Last night, Costas himself appeared on Bill O’Reilly’s Fox News program to inveigh against the backlash over his Putin coverage, though he came hesitantly: “I was reluctant to come on. I come on out of respect to you,” Costas told O’Reilly, with whom he is friendly. “You’ve always been fair to me. But I run the risk of amplifying which should be non-issue. This is a controversy only for those looking for the most flimsy pretext for a controversy and a kind of cut and paste thing that isn’t even journalism.” Once he got that out of the way, Costas argued that the Putin primer was merely a set up for the conversation with Remnick — and not a comprehensive “profile” of the Russian strongman. “That was not a profile of Putin,” Costas told O’Reilly. “It was a set up to a conversation in which Putin would immediately be called an autocrat and his desire to expand the former Soviet empire, now the Russian empire, his desire to make his nation more and more influential and consequential on the international stage. That was the whole thing — not an hour later, not after a commercial — contiguous to it.”
And regarding McCain, Costas alleged on “The O’Reilly Factor” that the senator was “improperly briefed about what I had said. He has rightly worked up over what’s going on in Syria and what’s about to happen in Ukraine. And he said some things about me that were ill-considered.” So Costas called McCain and got a return call: “Before I could say one word other than hello, he said, ‘Bob, I apologize. I have seen what you said in full context.’ . . . He then tweeted a link.”
Perhaps Costas is referring to this tweet from McCain’s official account:
— John McCain (@SenJohnMcCain) February 25, 2014
That piece summarizes a Costas rant from later in the NBC coverage, by which time violence in Ukraine had distracted from Putin’s Olympic moment. Here, Costas really stuck it to the Russian Federation boss, perhaps egged on a bit by the previous backlash:
The Sochi games are Vladimir Putin’s games, from their inception to their conclusion, and all points in between. If they are successful on their own terms, as appears to be the case, then at least in some corners it will help to burnish the image of a regime with which much of the world takes significant issue. No amount of Olympic glory can mask those realities any more than a biathlon gold medal, though hard-earned and deeply satisfying as it is, can put out the fires in Kiev.
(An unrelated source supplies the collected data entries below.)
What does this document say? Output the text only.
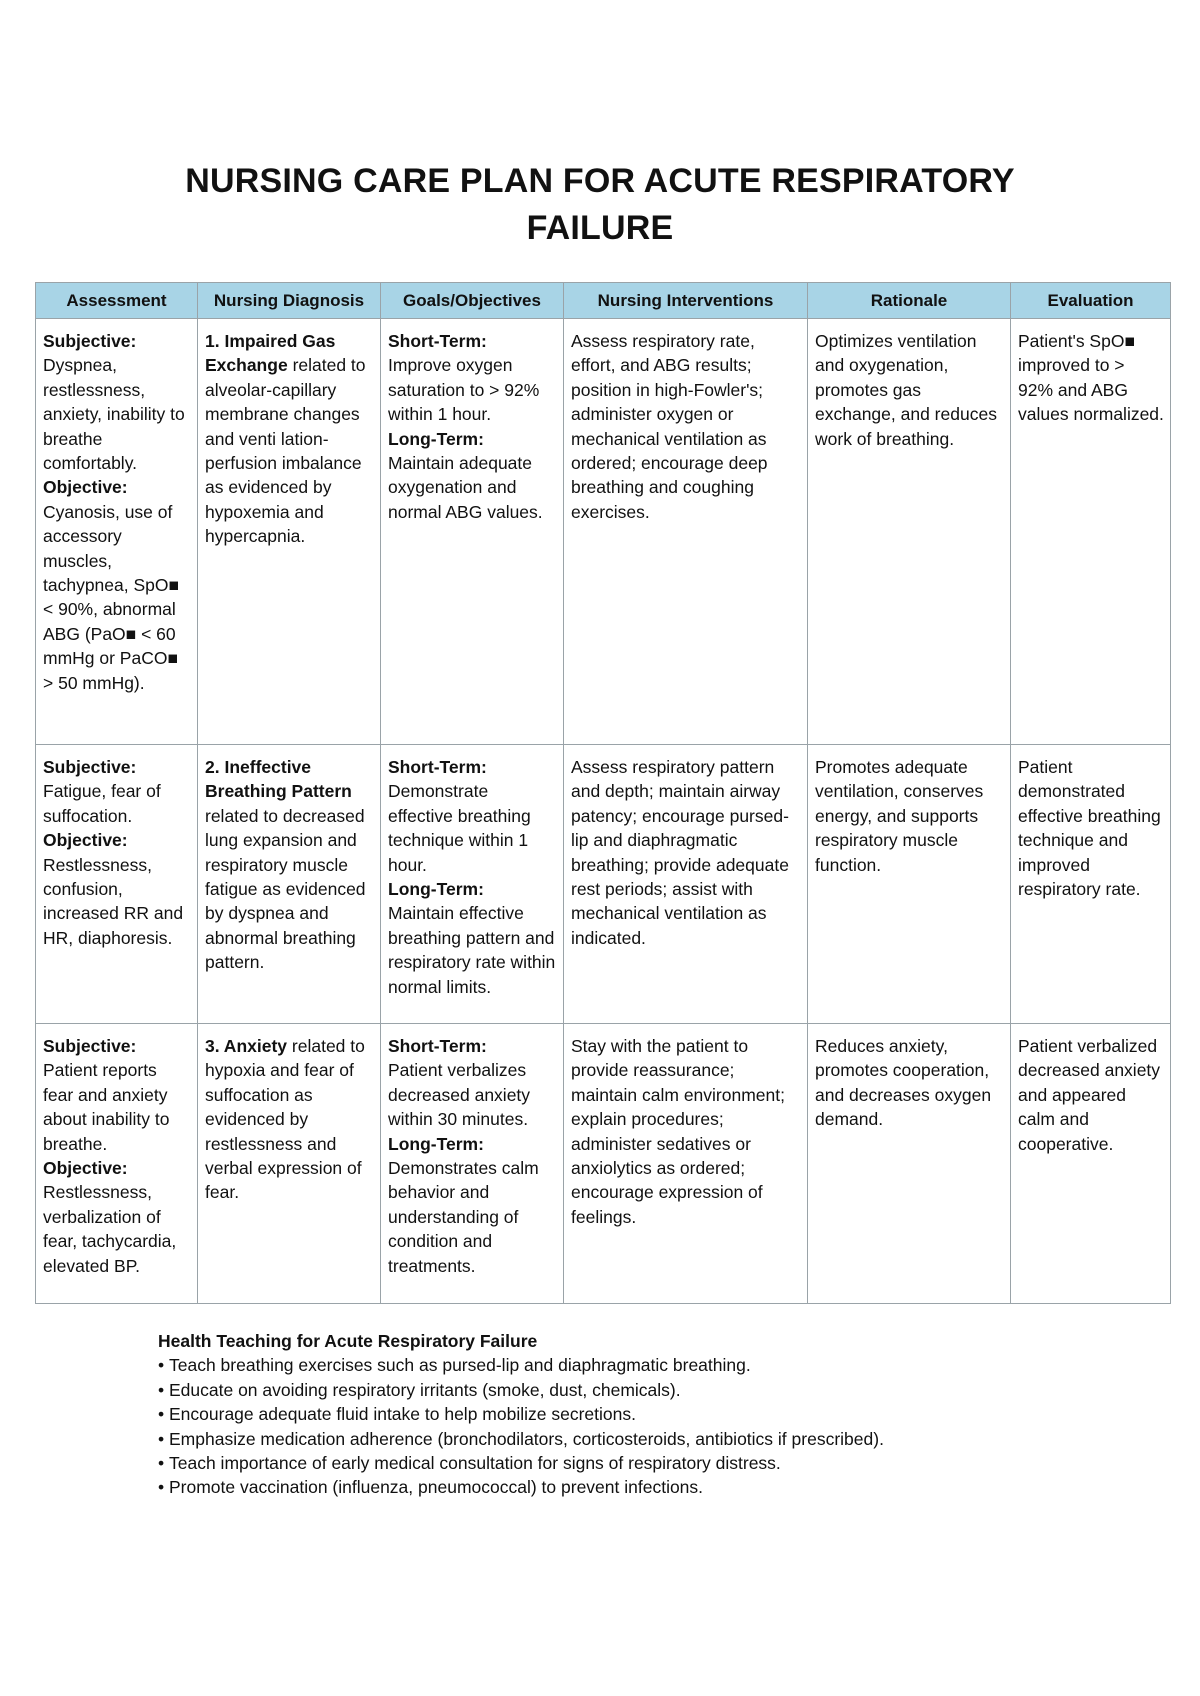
NURSING CARE PLAN FOR ACUTE RESPIRATORY FAILURE
Assessment	Nursing Diagnosis	Goals/Objectives	Nursing Interventions	Rationale	Evaluation
Subjective:
Dyspnea, restlessness, anxiety, inability to breathe comfortably.
Objective:
Cyanosis, use of accessory muscles, tachypnea, SpO■ < 90%, abnormal ABG (PaO■ < 60 mmHg or PaCO■ > 50 mmHg).	1. Impaired Gas Exchange related to alveolar-capillary membrane changes and venti lation-perfusion imbalance as evidenced by hypoxemia and hypercapnia.	Short-Term:
Improve oxygen saturation to > 92% within 1 hour.
Long-Term:
Maintain adequate oxygenation and normal ABG values.	Assess respiratory rate, effort, and ABG results; position in high-Fowler's; administer oxygen or mechanical ventilation as ordered; encourage deep breathing and coughing exercises.	Optimizes ventilation and oxygenation, promotes gas exchange, and reduces work of breathing.	Patient's SpO■ improved to > 92% and ABG values normalized.
Subjective:
Fatigue, fear of suffocation.
Objective:
Restlessness, confusion, increased RR and HR, diaphoresis.	2. Ineffective Breathing Pattern related to decreased lung expansion and respiratory muscle fatigue as evidenced by dyspnea and abnormal breathing pattern.	Short-Term:
Demonstrate effective breathing technique within 1 hour.
Long-Term:
Maintain effective breathing pattern and respiratory rate within normal limits.	Assess respiratory pattern and depth; maintain airway patency; encourage pursed-lip and diaphragmatic breathing; provide adequate rest periods; assist with mechanical ventilation as indicated.	Promotes adequate ventilation, conserves energy, and supports respiratory muscle function.	Patient demonstrated effective breathing technique and improved respiratory rate.
Subjective:
Patient reports fear and anxiety about inability to breathe.
Objective:
Restlessness, verbalization of fear, tachycardia, elevated BP.	3. Anxiety related to hypoxia and fear of suffocation as evidenced by restlessness and verbal expression of fear.	Short-Term:
Patient verbalizes decreased anxiety within 30 minutes.
Long-Term:
Demonstrates calm behavior and understanding of condition and treatments.	Stay with the patient to provide reassurance; maintain calm environment; explain procedures; administer sedatives or anxiolytics as ordered; encourage expression of feelings.	Reduces anxiety, promotes cooperation, and decreases oxygen demand.	Patient verbalized decreased anxiety and appeared calm and cooperative.
Health Teaching for Acute Respiratory Failure
• Teach breathing exercises such as pursed-lip and diaphragmatic breathing.
• Educate on avoiding respiratory irritants (smoke, dust, chemicals).
• Encourage adequate fluid intake to help mobilize secretions.
• Emphasize medication adherence (bronchodilators, corticosteroids, antibiotics if prescribed).
• Teach importance of early medical consultation for signs of respiratory distress.
• Promote vaccination (influenza, pneumococcal) to prevent infections.
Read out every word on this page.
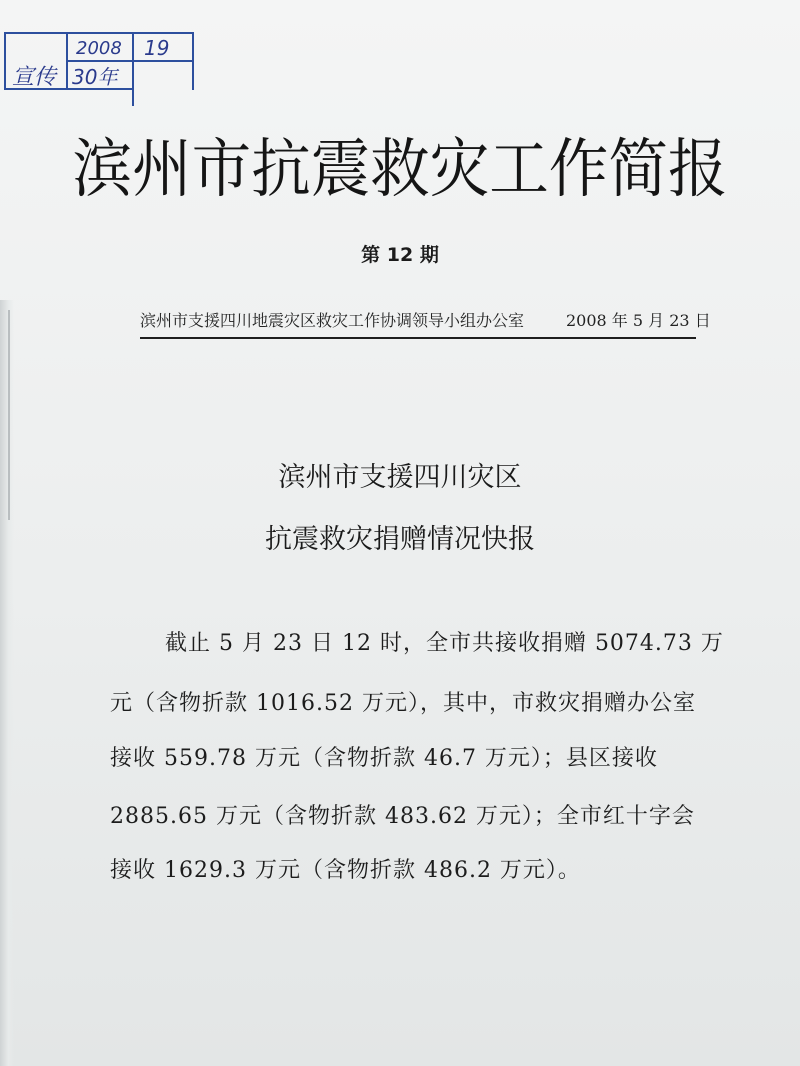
2008 19
宣传 30年
滨州市抗震救灾工作简报
第 12 期
滨州市支援四川地震灾区救灾工作协调领导小组办公室	2008 年 5 月 23 日
滨州市支援四川灾区
抗震救灾捐赠情况快报
截止 5 月 23 日 12 时，全市共接收捐赠 5074.73 万
元（含物折款 1016.52 万元），其中，市救灾捐赠办公室
接收 559.78 万元（含物折款 46.7 万元）；县区接收
2885.65 万元（含物折款 483.62 万元）；全市红十字会
接收 1629.3 万元（含物折款 486.2 万元）。
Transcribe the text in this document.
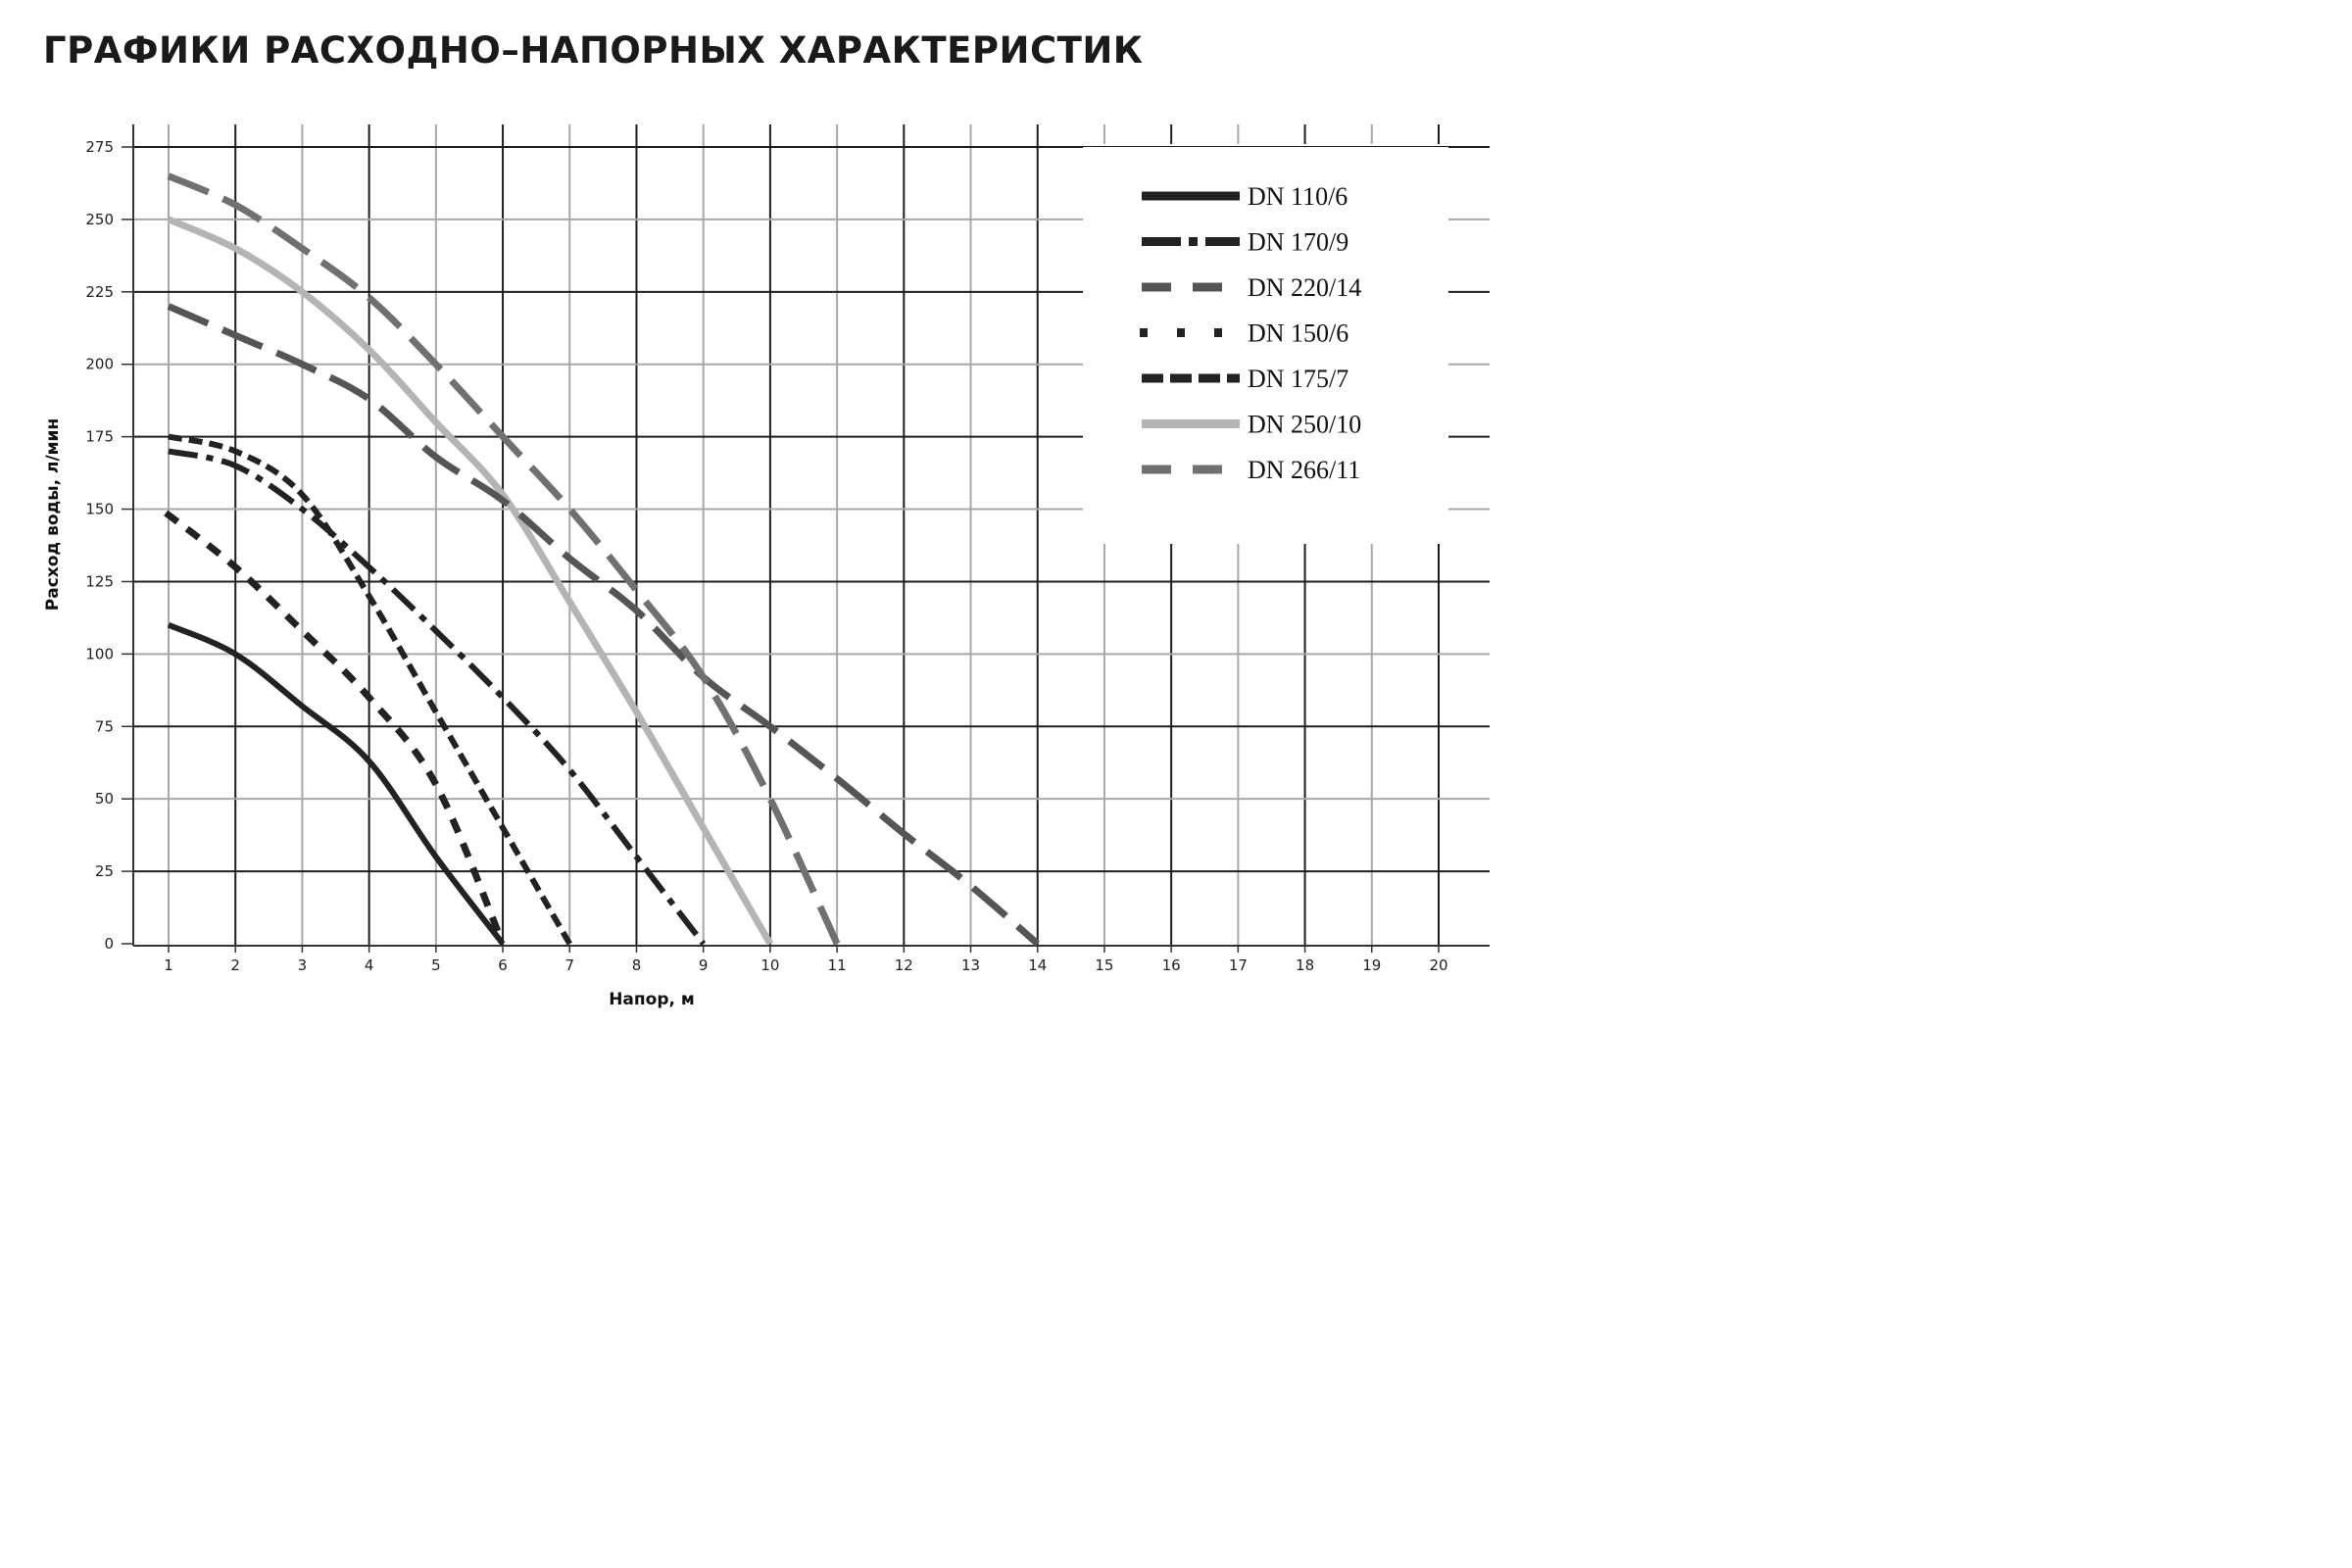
ГРАФИКИ РАСХОДНО–НАПОРНЫХ ХАРАКТЕРИСТИК
DN 110/6
DN 170/9
DN 220/14
DN 150/6
DN 175/7
DN 250/10
DN 266/11
Расход воды, л/мин
Напор, м
0
25
50
75
100
125
150
175
200
225
250
275
1	2	3	4	5	6	7	8	9	10	11	12	13	14	15	16	17	18	19	20
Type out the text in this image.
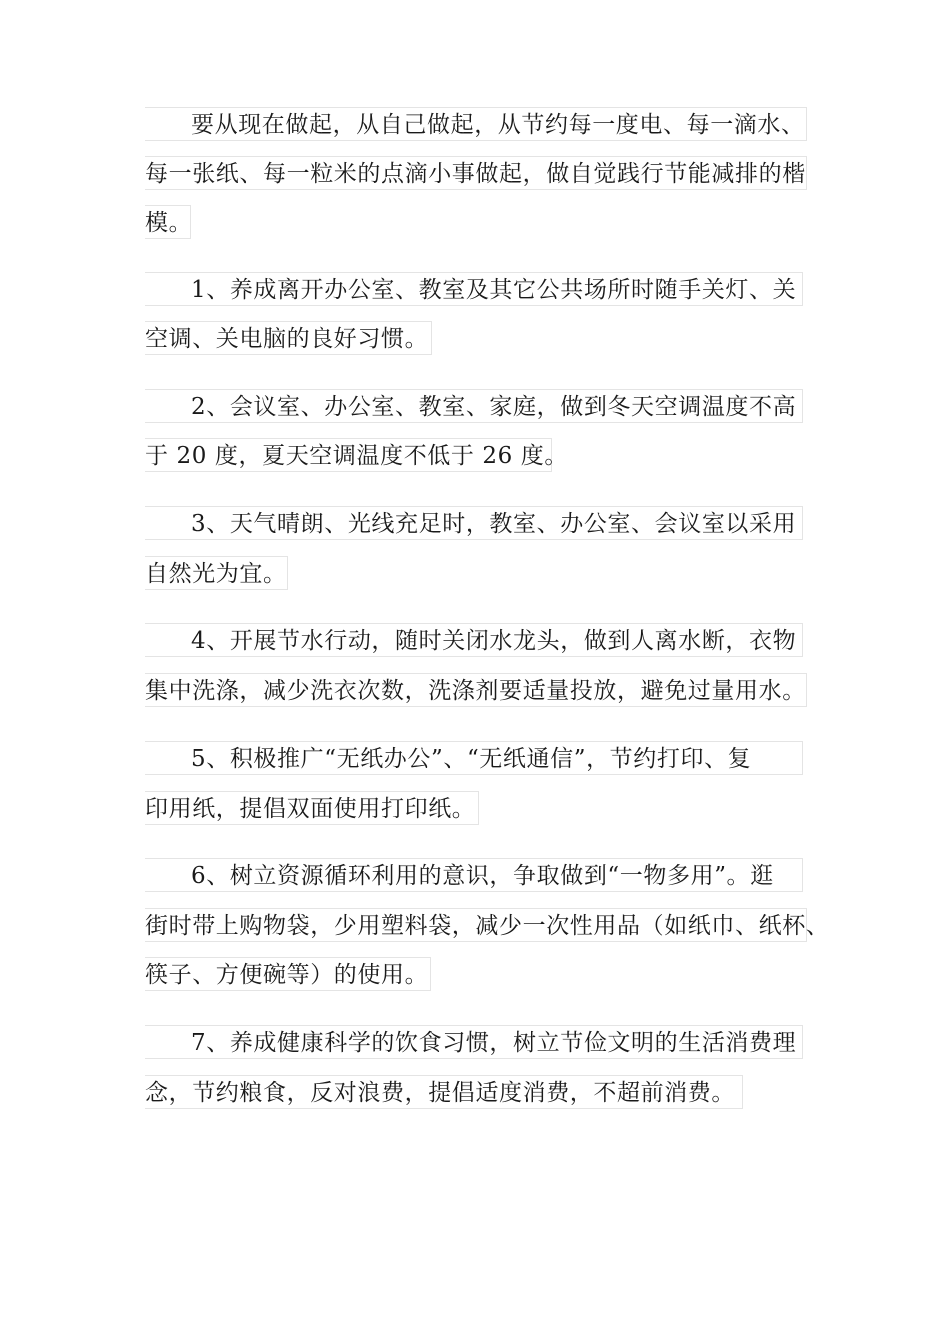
要从现在做起，从自己做起，从节约每一度电、每一滴水、
每一张纸、每一粒米的点滴小事做起，做自觉践行节能减排的楷
模。
1、养成离开办公室、教室及其它公共场所时随手关灯、关
空调、关电脑的良好习惯。
2、会议室、办公室、教室、家庭，做到冬天空调温度不高
于 20 度，夏天空调温度不低于 26 度。
3、天气晴朗、光线充足时，教室、办公室、会议室以采用
自然光为宜。
4、开展节水行动，随时关闭水龙头，做到人离水断，衣物
集中洗涤，减少洗衣次数，洗涤剂要适量投放，避免过量用水。
5、积极推广“无纸办公”、“无纸通信”，节约打印、复
印用纸，提倡双面使用打印纸。
6、树立资源循环利用的意识，争取做到“一物多用”。逛
街时带上购物袋，少用塑料袋，减少一次性用品（如纸巾、纸杯、
筷子、方便碗等）的使用。
7、养成健康科学的饮食习惯，树立节俭文明的生活消费理
念，节约粮食，反对浪费，提倡适度消费，不超前消费。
Good stuff there. Costas has the fortune and misfortune of serving as the face for what could be the most media-nitpicked event in the history of media. Not only are media critics watching NBC Olympic coverage closely, everyone is watching closely. Such is the double impact of the network’s Olympic exclusivity and the extraordinary worldwide interest in the games. And in the spirit of picking nits, the Erik Wemple Blog will assert its one quibble with that Putin primer that caused so much angst. It has to do with the line in Costas’s Putin thing when he references “laws viewed as repressive to members of the gay community and their supporters.”
Italic text inserted to highlight a core journalistic question: Can’t you just call these laws “anti-gay”?